In hotels, thieves target lobbies and breakfast rooms, and take advantage of a minute of inattention to snatch jackets, purses, and backpacks. While many hotels do have safety latches that allow guests to secure their rooms from inside, this feature is not as universal as it is in the United States. If no chain or latch is present, a chair placed up against the door and wedged under the handle is usually an effective obstacle to surreptitious entry during the night. There are, however, reports of thieves breaking into hotel rooms on lower floors through open windows while the occupants are sleeping. To guard against this, hotel room windows should be kept locked at all times. There have been reports of thieves stealing safes from rooms in Parisian hotels. Whenever possible, valuables should be kept in the hotel safe behind the reception desk rather than in the room safe.
Many Americans have reported thefts occurring in restaurants and nightclubs/bars, where purses are stolen from the back of a chair or from under the table.

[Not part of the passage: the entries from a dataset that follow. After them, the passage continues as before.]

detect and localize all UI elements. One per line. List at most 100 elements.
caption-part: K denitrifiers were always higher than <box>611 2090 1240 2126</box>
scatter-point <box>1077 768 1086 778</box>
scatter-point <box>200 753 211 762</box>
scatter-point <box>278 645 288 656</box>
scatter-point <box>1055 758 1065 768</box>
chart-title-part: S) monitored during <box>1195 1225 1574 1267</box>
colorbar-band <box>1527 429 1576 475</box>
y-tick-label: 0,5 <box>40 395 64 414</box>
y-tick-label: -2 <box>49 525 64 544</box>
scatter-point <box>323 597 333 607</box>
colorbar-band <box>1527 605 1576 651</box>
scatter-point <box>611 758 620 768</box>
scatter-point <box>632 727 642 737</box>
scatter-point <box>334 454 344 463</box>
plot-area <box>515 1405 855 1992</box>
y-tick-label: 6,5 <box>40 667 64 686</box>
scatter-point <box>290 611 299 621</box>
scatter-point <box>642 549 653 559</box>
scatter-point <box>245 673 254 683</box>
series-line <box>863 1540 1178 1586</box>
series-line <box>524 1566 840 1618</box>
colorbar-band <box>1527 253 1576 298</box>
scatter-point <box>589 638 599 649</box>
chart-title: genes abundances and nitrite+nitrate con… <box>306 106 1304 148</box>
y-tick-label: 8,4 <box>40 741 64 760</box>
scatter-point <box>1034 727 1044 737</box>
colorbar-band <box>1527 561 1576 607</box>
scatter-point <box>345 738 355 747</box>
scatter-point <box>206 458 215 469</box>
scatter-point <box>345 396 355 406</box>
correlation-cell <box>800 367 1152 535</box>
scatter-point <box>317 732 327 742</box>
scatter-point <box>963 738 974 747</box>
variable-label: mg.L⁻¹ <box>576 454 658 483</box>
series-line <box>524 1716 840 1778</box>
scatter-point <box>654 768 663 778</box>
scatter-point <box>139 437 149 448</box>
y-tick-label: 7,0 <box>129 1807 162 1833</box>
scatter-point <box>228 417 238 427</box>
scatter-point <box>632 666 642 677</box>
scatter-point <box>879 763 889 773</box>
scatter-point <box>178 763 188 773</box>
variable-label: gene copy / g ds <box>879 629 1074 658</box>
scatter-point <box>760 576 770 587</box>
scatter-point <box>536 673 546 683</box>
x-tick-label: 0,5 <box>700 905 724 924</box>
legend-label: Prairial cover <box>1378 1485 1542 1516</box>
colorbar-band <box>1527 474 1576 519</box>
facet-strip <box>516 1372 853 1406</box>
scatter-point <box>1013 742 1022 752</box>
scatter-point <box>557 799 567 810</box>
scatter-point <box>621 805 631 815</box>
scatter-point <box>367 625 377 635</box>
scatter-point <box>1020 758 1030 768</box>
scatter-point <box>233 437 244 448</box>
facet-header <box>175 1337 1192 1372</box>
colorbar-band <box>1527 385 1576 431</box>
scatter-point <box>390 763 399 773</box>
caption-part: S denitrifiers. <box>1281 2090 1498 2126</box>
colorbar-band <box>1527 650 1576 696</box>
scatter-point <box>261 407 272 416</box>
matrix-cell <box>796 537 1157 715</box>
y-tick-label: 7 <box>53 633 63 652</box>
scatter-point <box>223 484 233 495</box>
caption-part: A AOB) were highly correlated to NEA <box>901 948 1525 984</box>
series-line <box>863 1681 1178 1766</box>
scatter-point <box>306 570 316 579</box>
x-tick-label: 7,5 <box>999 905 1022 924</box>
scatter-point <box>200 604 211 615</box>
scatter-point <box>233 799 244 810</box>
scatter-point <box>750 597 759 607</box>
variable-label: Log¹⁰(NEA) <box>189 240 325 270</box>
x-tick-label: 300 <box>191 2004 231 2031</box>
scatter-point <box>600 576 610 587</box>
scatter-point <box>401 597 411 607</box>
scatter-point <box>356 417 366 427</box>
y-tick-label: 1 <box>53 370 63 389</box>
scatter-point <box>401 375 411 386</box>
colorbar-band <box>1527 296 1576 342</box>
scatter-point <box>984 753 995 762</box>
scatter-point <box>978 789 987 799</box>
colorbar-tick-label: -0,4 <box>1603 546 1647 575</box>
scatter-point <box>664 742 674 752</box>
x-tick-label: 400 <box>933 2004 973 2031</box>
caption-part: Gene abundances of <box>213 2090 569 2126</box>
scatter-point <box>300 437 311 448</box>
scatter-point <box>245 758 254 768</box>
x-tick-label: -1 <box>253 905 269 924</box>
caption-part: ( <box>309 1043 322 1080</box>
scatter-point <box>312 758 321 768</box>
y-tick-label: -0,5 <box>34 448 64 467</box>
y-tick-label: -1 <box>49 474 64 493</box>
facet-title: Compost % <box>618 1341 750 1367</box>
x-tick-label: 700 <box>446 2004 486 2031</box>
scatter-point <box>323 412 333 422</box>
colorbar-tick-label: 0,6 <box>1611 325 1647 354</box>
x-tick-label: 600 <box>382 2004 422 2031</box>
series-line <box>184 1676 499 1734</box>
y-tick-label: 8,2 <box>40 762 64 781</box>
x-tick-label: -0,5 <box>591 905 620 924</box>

ATMs (Automatic Teller Machines) are very common in France and provide ready access to cash, allowing travelers to carry as much money as they need for each day. The rates are competitive with local exchange bureaus and an ATM transaction is easier than the cashing of travelers' checks. However, crimes committed around ATMs have been reported. Travelers should not use ATMs in isolated, unlit areas or where loiterers are present. Travelers should be especially aware of persons standing close enough to see the PIN (Personal Identification Number) being entered into the machine. Thieves often conduct successful scams by simply observing the PIN as it is entered. If the card becomes stuck, travelers should be wary of persons who offer to help or ask for the PIN to "fix" the machine. Legitimate bank employees never have a reason to ask for the PIN.
Large criminal operations in Paris involving the use of ATM machines that "eat" the user's ATM card have been reported. This most often happens during a weekend or at night when the bank is closed. The frustrated traveler often walks away after unsuccessfully trying to retrieve the card, with plans to return the first day the bank is open. In such cases, a criminal gang has modified the machine using an add-on device equipped with a microchip that records the user's PIN number when it is typed in and also prevents the card from being ejected. The criminal retrieves the card from the device once the visitor departs, downloads the recorded PIN number and then goes to other ATMs and withdraws as much cash as possible. ATM users are strongly encouraged to carry a 24-hour emergency number for their ATM card and bank account that will enable the immediate prevention of withdrawals from the supporting account.
Pigalle is the "adult entertainment district" of Paris. Many entertainment establishments in this area engage in aggressive marketing and charge well beyond the normal rate for drinks. There have been reports of threats of violence to coerce patrons into paying exorbitant beverage tabs. Visitors are encouraged to avoid this area unless touring with a well-organized and reputable tour company.